Risks & Threats: The 3rd of 7 Key Foundations of Strategic Planning
By: Larry Goddard and Jennifer Goddard
When Risks Are Ignored, Strategy Becomes Wishful Thinking
Most leadership teams are comfortable talking about growth opportunities.
Far fewer spend time discussing what could actually derail the plan.
Yet every strategy operates within a landscape of uncertainty. Markets shift. Competitors respond. Costs rise. Customers change behavior.
The issue isn’t that risks exist.
The issue is when they’re not openly acknowledged or thoughtfully planned for.
A simple test is to ask:
• What external factors could significantly impact our performance over the next 12–36 months?
• Where are we most exposed operationally, financially, or competitively?
• What assumptions in our strategy could prove wrong?
If these questions are difficult to answer, the challenge usually isn’t intelligence or experience.
It’s that many organizations prefer to focus on what they want to happen rather than what might happen.
But strong strategic planning requires both.
The Difference Between Risks and Weaknesses
Weaknesses are internal limitations.
Risks and threats are typically external forces that can influence outcomes.
Examples often include:
• Economic slowdowns or market contraction
• Supply chain instability
• Regulatory or policy changes
• Aggressive competitors
• Technological disruption
• Shifts in customer expectations
Many of these factors sit outside a company’s control.
But they are rarely outside a company’s ability to anticipate and prepare for.
Strategy Improves When Leaders Face Reality
The purpose of identifying risks isn’t pessimism.
It’s preparation.
When leadership teams openly evaluate threats, several things happen:
✓ Assumptions become clearer
✓ Contingency plans become possible
✓ Investments become more disciplined
✓ The organization becomes more resilient
Ignoring threats doesn’t make them disappear.
It only ensures they will arrive unexpected and unmanaged.

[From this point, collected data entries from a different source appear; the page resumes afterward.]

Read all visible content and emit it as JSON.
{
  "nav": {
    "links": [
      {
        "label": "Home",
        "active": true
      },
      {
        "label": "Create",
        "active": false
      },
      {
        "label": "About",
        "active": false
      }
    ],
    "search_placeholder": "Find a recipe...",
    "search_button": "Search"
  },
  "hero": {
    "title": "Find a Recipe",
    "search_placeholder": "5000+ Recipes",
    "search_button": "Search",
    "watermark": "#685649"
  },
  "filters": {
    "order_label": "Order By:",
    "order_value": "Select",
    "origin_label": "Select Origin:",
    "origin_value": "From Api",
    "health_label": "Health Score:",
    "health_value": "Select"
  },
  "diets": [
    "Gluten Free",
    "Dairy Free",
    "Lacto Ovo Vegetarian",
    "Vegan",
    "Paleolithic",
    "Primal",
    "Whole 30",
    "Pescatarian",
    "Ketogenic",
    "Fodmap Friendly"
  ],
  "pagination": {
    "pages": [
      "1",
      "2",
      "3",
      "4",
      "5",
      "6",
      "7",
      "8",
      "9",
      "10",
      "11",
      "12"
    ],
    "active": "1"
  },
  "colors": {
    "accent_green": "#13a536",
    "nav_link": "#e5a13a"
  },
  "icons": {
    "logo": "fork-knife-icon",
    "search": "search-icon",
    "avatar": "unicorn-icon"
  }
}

Strong Strategies Balance Opportunity and Risk
The best strategic plans do two things at the same time:
They pursue opportunity while protecting against downside exposure.

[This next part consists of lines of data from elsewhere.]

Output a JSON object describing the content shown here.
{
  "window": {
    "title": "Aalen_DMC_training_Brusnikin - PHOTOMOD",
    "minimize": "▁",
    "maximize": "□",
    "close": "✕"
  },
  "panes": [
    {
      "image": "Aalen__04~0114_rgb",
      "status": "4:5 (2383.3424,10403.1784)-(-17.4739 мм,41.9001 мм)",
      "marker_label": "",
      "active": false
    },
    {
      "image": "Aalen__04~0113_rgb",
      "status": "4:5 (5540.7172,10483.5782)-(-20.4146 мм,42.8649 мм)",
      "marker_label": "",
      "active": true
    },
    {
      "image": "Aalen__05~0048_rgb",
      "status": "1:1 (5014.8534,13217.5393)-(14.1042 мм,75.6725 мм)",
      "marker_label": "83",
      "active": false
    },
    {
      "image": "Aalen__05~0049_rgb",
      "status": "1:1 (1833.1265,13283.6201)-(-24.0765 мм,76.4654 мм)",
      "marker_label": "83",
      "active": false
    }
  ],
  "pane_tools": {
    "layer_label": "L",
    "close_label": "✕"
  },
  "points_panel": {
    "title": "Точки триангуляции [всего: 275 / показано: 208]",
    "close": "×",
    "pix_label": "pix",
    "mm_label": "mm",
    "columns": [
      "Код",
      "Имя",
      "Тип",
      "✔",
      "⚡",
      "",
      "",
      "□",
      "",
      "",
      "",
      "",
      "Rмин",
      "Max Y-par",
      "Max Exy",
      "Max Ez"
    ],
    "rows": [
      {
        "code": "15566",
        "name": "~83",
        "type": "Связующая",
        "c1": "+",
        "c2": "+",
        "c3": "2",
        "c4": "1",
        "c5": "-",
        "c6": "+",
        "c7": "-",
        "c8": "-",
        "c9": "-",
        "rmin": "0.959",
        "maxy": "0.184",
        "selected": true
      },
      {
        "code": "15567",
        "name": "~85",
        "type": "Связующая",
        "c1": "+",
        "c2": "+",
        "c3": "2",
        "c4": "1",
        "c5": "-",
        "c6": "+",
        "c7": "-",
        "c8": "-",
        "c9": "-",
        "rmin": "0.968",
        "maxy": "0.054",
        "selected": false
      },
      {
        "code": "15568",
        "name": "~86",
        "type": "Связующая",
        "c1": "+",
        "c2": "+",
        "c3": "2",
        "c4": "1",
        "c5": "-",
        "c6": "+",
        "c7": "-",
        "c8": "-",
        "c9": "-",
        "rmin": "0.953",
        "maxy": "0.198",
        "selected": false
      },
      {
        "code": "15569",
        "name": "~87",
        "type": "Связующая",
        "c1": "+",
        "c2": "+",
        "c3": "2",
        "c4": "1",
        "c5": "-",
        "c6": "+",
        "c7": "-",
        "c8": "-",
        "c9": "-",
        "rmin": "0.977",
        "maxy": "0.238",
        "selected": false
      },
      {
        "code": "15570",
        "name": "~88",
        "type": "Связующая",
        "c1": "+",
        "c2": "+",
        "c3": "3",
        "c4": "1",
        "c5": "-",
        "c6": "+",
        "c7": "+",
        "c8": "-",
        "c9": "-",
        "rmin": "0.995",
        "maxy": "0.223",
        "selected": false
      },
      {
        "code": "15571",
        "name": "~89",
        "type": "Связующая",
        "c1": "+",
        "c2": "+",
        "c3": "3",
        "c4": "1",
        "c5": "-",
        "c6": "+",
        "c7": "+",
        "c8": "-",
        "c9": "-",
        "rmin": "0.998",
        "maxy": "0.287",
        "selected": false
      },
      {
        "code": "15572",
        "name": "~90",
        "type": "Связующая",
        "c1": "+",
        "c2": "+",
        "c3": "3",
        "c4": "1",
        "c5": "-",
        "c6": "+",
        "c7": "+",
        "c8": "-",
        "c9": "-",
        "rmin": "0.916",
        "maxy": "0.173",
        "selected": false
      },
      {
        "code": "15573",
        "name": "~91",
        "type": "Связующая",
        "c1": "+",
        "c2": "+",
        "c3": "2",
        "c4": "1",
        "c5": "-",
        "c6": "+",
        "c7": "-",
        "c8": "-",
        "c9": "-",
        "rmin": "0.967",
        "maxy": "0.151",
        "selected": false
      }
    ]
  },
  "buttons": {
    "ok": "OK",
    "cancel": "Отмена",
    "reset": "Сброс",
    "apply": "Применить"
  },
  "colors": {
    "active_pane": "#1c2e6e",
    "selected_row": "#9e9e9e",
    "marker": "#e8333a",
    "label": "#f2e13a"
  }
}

That balance is what separates optimistic planning from durable strategy.
When risks and threats are clearly understood, leadership teams can move forward with greater confidence—because they’ve already considered what might stand in the way.
And that clarity dramatically improves the odds of execution.
Question to consider this week:
What risks could disrupt our strategy—and how prepared are we to respond if they do?